Definate Tendayi Mukwe was employed by the National Health Service (NHS) and worked with substance misusers at the institution which holds young offenders.

Mukwe's last leave to remain in the UK expired in February 2003 and she was refused an extension.

A year later, she began training to become a registered nurse. She applied for an NHS student bursary to take a nursing diploma at Thames Valley University, which was awarded on the basis of settled status in the UK, which she claimed using a falsely endorsed passport.

Mukwe, registered as a nurse with the Nursing and Midwifery Council, was arrested at her workplace on December 4, 2008 - six months into her job.

She had used the same altered Zimbabwean passport, containing a false indefinite leave to remain endorsement, to prove her entitlement to work.

Mukwe initially pleaded not guilty to all charges but, at her trial on May 13 this month, she pleaded guilty to possessing the falsified passport with intent, obtaining a bursary by deception and overstaying – with the fraud charge relating to her prison employment to lie on file.

She was sentenced to a year’s imprisonment in total - six months for the passport offence and six months for obtaining the bursary (to be served consecutively) and 21 days for overstaying (to be served concurrently).
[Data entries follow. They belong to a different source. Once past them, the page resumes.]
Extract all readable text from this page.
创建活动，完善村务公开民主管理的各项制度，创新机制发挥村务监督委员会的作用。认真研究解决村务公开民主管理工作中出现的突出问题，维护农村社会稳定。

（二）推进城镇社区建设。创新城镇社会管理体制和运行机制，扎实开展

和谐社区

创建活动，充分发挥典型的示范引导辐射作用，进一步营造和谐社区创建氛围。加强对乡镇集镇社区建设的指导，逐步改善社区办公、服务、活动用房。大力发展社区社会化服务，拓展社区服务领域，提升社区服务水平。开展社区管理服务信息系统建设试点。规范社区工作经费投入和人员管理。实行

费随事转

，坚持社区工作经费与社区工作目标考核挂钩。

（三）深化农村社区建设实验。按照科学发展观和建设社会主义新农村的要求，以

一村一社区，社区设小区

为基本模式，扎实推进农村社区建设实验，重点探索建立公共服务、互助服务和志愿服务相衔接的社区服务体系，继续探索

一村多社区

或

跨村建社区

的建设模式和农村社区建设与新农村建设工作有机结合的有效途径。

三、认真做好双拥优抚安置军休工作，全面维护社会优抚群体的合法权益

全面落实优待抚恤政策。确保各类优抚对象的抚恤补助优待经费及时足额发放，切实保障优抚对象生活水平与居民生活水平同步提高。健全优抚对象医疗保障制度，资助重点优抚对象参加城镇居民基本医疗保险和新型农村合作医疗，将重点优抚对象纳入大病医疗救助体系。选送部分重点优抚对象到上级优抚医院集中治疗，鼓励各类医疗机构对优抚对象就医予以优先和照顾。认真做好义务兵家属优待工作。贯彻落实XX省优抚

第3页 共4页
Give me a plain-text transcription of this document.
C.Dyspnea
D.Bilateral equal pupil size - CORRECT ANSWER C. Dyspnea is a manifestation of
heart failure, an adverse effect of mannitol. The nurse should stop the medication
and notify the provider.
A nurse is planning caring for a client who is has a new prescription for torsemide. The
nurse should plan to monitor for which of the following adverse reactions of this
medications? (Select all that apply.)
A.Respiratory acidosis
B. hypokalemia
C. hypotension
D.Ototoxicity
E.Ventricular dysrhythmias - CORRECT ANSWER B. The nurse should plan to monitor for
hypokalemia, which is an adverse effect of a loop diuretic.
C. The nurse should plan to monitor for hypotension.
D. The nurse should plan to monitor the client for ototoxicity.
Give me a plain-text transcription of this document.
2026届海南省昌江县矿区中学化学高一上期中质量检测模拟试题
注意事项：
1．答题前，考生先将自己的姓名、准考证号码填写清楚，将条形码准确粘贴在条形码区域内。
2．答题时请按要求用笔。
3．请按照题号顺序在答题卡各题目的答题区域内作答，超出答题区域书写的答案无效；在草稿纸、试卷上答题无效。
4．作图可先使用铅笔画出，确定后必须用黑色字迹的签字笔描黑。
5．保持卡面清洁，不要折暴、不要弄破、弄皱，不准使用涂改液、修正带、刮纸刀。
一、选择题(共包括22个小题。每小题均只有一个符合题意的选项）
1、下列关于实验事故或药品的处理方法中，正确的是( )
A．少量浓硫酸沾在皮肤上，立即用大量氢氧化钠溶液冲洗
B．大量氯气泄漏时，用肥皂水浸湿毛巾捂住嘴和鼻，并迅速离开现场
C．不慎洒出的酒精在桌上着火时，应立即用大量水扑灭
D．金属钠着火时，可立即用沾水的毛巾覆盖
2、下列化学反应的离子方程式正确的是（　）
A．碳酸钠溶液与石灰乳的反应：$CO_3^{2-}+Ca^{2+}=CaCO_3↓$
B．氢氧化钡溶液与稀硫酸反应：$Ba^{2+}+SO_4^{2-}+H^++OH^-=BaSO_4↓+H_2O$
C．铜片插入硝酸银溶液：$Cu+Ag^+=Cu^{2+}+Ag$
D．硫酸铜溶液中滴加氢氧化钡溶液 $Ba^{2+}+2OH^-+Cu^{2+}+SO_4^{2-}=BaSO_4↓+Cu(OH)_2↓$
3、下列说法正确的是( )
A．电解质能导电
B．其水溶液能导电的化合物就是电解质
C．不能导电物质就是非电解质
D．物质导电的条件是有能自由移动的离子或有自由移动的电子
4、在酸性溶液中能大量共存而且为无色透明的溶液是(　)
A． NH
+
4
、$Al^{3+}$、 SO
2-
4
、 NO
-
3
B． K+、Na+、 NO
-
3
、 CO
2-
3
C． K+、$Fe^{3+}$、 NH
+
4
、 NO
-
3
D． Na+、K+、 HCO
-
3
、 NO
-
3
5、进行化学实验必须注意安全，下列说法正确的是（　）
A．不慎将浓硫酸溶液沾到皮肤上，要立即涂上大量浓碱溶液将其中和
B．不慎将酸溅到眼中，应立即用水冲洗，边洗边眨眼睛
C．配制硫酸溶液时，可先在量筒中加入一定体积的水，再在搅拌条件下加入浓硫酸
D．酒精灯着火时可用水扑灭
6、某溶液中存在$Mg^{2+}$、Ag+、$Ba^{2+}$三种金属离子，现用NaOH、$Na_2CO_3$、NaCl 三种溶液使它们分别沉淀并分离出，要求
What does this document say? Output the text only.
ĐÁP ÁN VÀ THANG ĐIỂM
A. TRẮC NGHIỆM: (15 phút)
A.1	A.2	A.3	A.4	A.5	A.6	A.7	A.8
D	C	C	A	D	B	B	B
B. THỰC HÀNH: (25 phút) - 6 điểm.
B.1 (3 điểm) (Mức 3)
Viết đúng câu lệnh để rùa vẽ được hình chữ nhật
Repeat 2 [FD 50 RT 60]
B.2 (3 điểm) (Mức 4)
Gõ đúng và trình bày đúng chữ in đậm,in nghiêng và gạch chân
Addressing Mukwe, Judge Gratwicke said that the NHS bursary she obtained of £20,636.00 “is money you are not entitled to – it is not your money”.

Frank Ginnelly, Operational Fraud Manager Eastern, NHS Counter Fraud, said: “It is not acceptable to abuse NHS Student Bursaries in this way. This outcome shows the public that NHS Counter Fraud is vigorous in protecting their precious health resources.”